On the data structure
Given the flexibility that MakerLab aims for, the data structure it uses
internally (that is, inside the API domain) is not trivial.
We have divided the (meta)data an article comprises over 3 disjoint layers,
plus an extra presentation layer.
Structured Layer
The information belonging to this layer is persisted in the system database.
It deals mainly with permission issues and with otherwise data that already
was part of the django-wiki
which served as the starting point of our own wiki.
Every information in here is highly structured and is hardly modified in any
direct way which we don’t control and/or verify that is correct and valid.
Semi-structured Layer
This layer deals with information that is not strictly structured, yet we can
ensure its correction and validity, and serves as the first layer where we
modify and keep information of our own (versus the information already used by
django-wiki).
We keep this information stored in XML. This means that an article in our
system is no longer solely its contents. It now is its metadata as added by
us, plus its contents (XML + Markdown).
We call this layer semi-structured since we do not impose a static structure
in this layer. As need arises, new tags can be added and old ones removed. And
the system has to bare with this flexibility. Yet, we don’t let general users
modify this structure, effectively making us (i.e. the system itself) the
only entity that uses this information. As a result we don’t need to worry
about changes imposed by users and can be sure about the information we
access to.
Parsed Layer
This is the most flexible layer on our system, and the one that effectively
poses most challenges when coping with our management-on-a-wiki system.
All the content kept within this layer is actually stored directly in the
markdown of the articles. This means that any user (with proper credentials)
can edit and manipulate this information.
At first sight this might seem undesirable, yet we find it to be the ultimate
flexibility mechanism.

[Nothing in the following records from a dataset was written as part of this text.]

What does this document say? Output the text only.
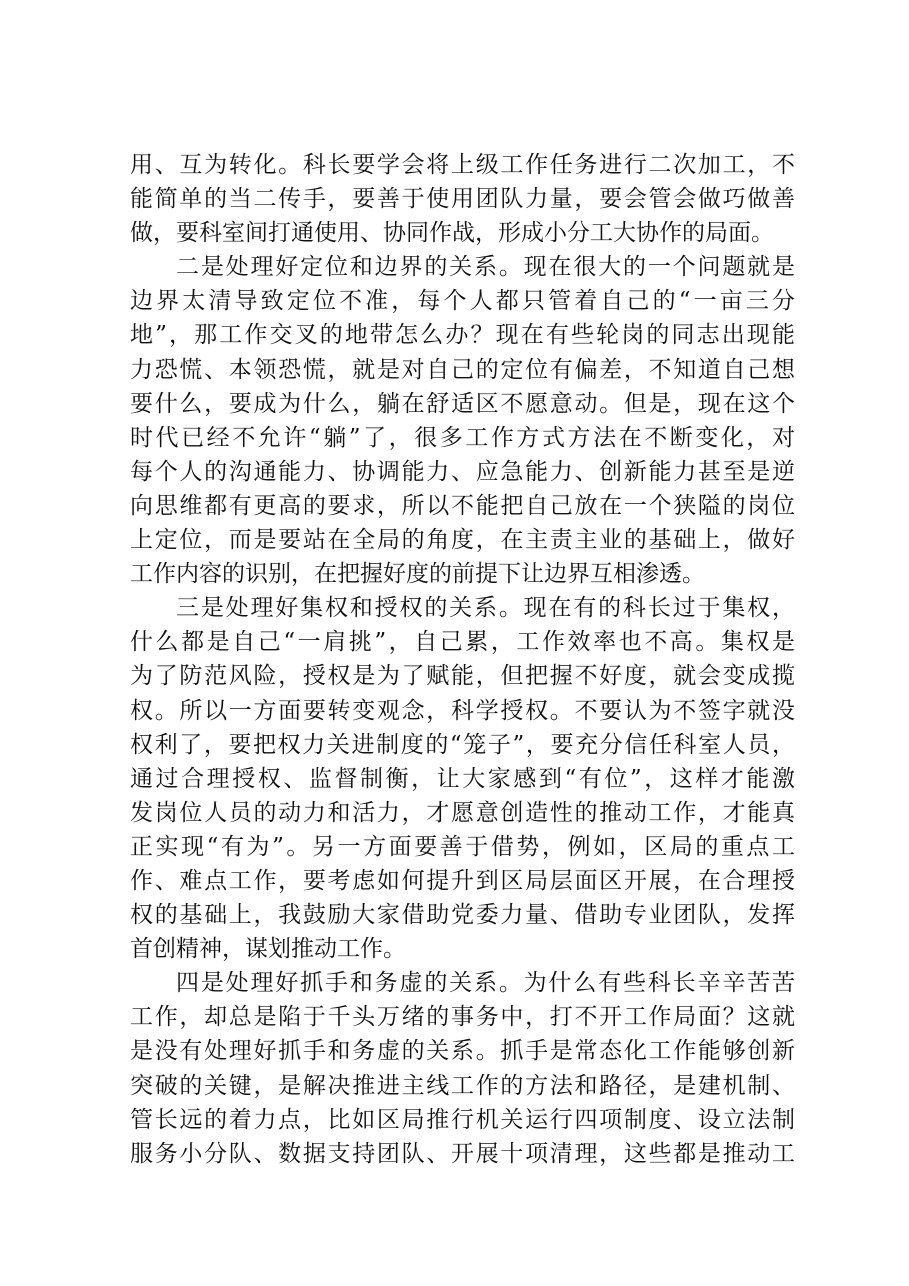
用、互为转化。科长要学会将上级工作任务进行二次加工，不
能简单的当二传手，要善于使用团队力量，要会管会做巧做善
做，要科室间打通使用、协同作战，形成小分工大协作的局面。
二是处理好定位和边界的关系。现在很大的一个问题就是
边界太清导致定位不准，每个人都只管着自己的“一亩三分
地”，那工作交叉的地带怎么办？现在有些轮岗的同志出现能
力恐慌、本领恐慌，就是对自己的定位有偏差，不知道自己想
要什么，要成为什么，躺在舒适区不愿意动。但是，现在这个
时代已经不允许“躺”了，很多工作方式方法在不断变化，对
每个人的沟通能力、协调能力、应急能力、创新能力甚至是逆
向思维都有更高的要求，所以不能把自己放在一个狭隘的岗位
上定位，而是要站在全局的角度，在主责主业的基础上，做好
工作内容的识别，在把握好度的前提下让边界互相渗透。
三是处理好集权和授权的关系。现在有的科长过于集权，
什么都是自己“一肩挑”，自己累，工作效率也不高。集权是
为了防范风险，授权是为了赋能，但把握不好度，就会变成揽
权。所以一方面要转变观念，科学授权。不要认为不签字就没
权利了，要把权力关进制度的“笼子”，要充分信任科室人员，
通过合理授权、监督制衡，让大家感到“有位”，这样才能激
发岗位人员的动力和活力，才愿意创造性的推动工作，才能真
正实现“有为”。另一方面要善于借势，例如，区局的重点工
作、难点工作，要考虑如何提升到区局层面区开展，在合理授
权的基础上，我鼓励大家借助党委力量、借助专业团队，发挥
首创精神，谋划推动工作。
四是处理好抓手和务虚的关系。为什么有些科长辛辛苦苦
工作，却总是陷于千头万绪的事务中，打不开工作局面？这就
是没有处理好抓手和务虚的关系。抓手是常态化工作能够创新
突破的关键，是解决推进主线工作的方法和路径，是建机制、
管长远的着力点，比如区局推行机关运行四项制度、设立法制
服务小分队、数据支持团队、开展十项清理，这些都是推动工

Following the principle “we are all grown-up here”, we
think (and our clients do too) that sufficiently privileged users should have
direct access to information and be capable of changing it as they would
change any other piece of information.
We thus, whenever reasonable, store information directly to the respective
article’s markdown (its contents), making it directly editable.
In order to cope with this, we have developed a parser which looks for pieces
of contents which resemble the loosely defined structure in which we would
have written information, and hopefully interprets it. We try to use simple
structures and be as flexible as possible in our grammar definition, so that
users still have freedom to manipulate the structures without braking the
overall contents.
Normalizer
Having all the above layers and information scattered across different storage
sources would make it difficult to access information specially out of the
domain the API defines with the outer world (e.g. it would be hard to have a
mobile app parsing markdown and interpreting it as valid data).
With this in mind we have developed a component whose sole purpose is to
gather normalize all an article’s information into a well defined structure
which can be easily used by and shared with all the other components,
specially those which are not (nor should they be) familiar with these layers
which we presented here.